If everything goes well, after a few treatments, the fat cells die and melt away. But sometimes, things go wrong.
“There’s a terrible side effect called paradoxical adipose hyperplasia, where instead of the fat cells shrinking, they actually expand and grow into a tumor,” Di Bona said.
Those non-cancerous “tumors” consist of large, hardened fat that sometimes grows in the shape of the CoolSculpting applicator. Distortion can develop almost immediately or up to six months after treatment and requires surgery to correct.
In 2022, supermodel Linda Evangelista came out with her paradoxical adipose hyperplasia (PAH) story, telling fans they hadn’t seen her in a long time because she had been hiding about it.
She wrote on Instagram that she was “brutally disfigured”, saying it “added, not reduced, my fat cells and left me permanently disfigured even after undergoing two painful, unsuccessful corrective surgeries.
“PAH has not only destroyed my livelihood, it has sent me into a cycle of deep depression, deep sadness and the lowest depths of self-loathing. In the process, I have become a loner,” she added.
Evangelista sued Zeltiq Aesthetics, a unit of Allergan Aesthetics, the makers of CoolSculpt, for $50 million, eventually settling for an undisclosed amount.
She is not the only one. The FDA saw a spike in reports after Evangelista’s lawsuit — 1,100 in 2021, more than in the previous 10 years combined.

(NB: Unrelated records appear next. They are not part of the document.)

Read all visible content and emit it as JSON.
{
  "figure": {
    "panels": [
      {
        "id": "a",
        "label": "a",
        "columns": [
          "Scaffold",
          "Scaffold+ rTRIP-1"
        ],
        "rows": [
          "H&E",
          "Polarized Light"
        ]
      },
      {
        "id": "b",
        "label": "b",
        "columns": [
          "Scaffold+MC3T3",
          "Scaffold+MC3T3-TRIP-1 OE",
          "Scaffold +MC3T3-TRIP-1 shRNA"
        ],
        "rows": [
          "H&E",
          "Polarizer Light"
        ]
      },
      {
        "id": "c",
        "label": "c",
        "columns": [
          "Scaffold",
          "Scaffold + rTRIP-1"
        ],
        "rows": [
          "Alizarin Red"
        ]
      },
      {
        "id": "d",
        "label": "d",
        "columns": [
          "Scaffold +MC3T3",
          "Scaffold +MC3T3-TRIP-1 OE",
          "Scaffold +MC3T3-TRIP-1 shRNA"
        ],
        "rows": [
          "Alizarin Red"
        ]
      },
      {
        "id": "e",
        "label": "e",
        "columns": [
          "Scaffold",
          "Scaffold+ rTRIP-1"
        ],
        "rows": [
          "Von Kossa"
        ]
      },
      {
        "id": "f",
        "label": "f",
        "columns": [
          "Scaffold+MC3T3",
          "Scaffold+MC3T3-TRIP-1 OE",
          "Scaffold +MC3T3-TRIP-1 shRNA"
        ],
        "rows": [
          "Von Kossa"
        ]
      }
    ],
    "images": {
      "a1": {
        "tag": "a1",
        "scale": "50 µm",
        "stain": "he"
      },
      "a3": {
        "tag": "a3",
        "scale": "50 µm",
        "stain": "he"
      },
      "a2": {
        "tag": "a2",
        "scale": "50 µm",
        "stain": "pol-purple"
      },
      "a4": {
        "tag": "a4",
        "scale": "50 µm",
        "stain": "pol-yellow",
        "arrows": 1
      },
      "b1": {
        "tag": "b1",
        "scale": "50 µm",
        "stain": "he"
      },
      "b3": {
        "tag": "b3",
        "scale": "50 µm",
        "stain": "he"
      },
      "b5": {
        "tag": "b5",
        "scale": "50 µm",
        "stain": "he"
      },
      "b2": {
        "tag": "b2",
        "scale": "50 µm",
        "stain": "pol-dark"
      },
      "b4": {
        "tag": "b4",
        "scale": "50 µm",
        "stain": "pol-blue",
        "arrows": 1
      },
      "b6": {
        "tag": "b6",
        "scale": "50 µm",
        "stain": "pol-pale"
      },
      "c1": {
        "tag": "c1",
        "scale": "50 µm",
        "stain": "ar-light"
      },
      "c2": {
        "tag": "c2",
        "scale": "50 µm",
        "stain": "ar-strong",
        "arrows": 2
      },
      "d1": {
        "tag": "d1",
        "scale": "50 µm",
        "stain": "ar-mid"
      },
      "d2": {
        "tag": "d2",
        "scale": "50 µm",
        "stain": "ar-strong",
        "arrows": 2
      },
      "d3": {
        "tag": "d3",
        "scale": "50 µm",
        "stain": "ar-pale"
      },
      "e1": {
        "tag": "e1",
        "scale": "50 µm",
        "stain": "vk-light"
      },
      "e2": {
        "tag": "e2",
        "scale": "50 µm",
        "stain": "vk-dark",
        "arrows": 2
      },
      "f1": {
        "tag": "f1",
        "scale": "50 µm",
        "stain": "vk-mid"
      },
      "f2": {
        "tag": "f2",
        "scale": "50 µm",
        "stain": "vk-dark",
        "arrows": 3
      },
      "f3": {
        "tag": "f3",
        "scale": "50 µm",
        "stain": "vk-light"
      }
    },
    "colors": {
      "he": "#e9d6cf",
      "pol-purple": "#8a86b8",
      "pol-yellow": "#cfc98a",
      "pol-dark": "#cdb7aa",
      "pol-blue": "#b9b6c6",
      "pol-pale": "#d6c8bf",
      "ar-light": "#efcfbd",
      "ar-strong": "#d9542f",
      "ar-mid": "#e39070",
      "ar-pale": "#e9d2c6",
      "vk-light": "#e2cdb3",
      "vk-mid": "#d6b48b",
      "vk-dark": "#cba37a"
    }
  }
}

In 2022, there were 1,900 reports.
Actress Rae-Shan Barclift of East Orange, NJ, said she had a similar experience after spending $2,700 in one session for her stomach, waist and chin.
“CoolSculpting left me with something I wouldn’t wish on my worst enemy,” she said.
Di Bona, the beauty advocate, admits she did CoolSculpting herself a decade ago and remembers how every medical spa offered it back then — but she had no clear warning of what could go wrong.
“No one told me this was a possibility, and so many people who have had it say the same thing, like: No one warned me this was a side effect, no one told me this could happen,” she recalls.
What’s more, she said, the company behind CoolSculpting was “kind of hiding the numbers” on how common the side effect is. Allergan Aesthetics claimed that PAH occurred in only 0.033% of treatments, or about 1 in 3,000.
But a 2020 study said it is “likely to be underreported and misdiagnosed,” and the New York Times reported last year that the risk is much higher than CoolSculpting said, according to interviews with more than a dozen doctors.
They even cited a 2017 study in which doctors reported the side effect in 1 in every 100 patients.
CoolSculpting’s final warning is that rare side effects such as “visible enlargement in the treated area” may occur in 1 to 10 in 10,000 – and that’s the treatments, not the patients, so patients who go for multiple rounds increase their risk.
Di Bona says these numbers are too high, stating, “We’re not doing CoolSculpting.”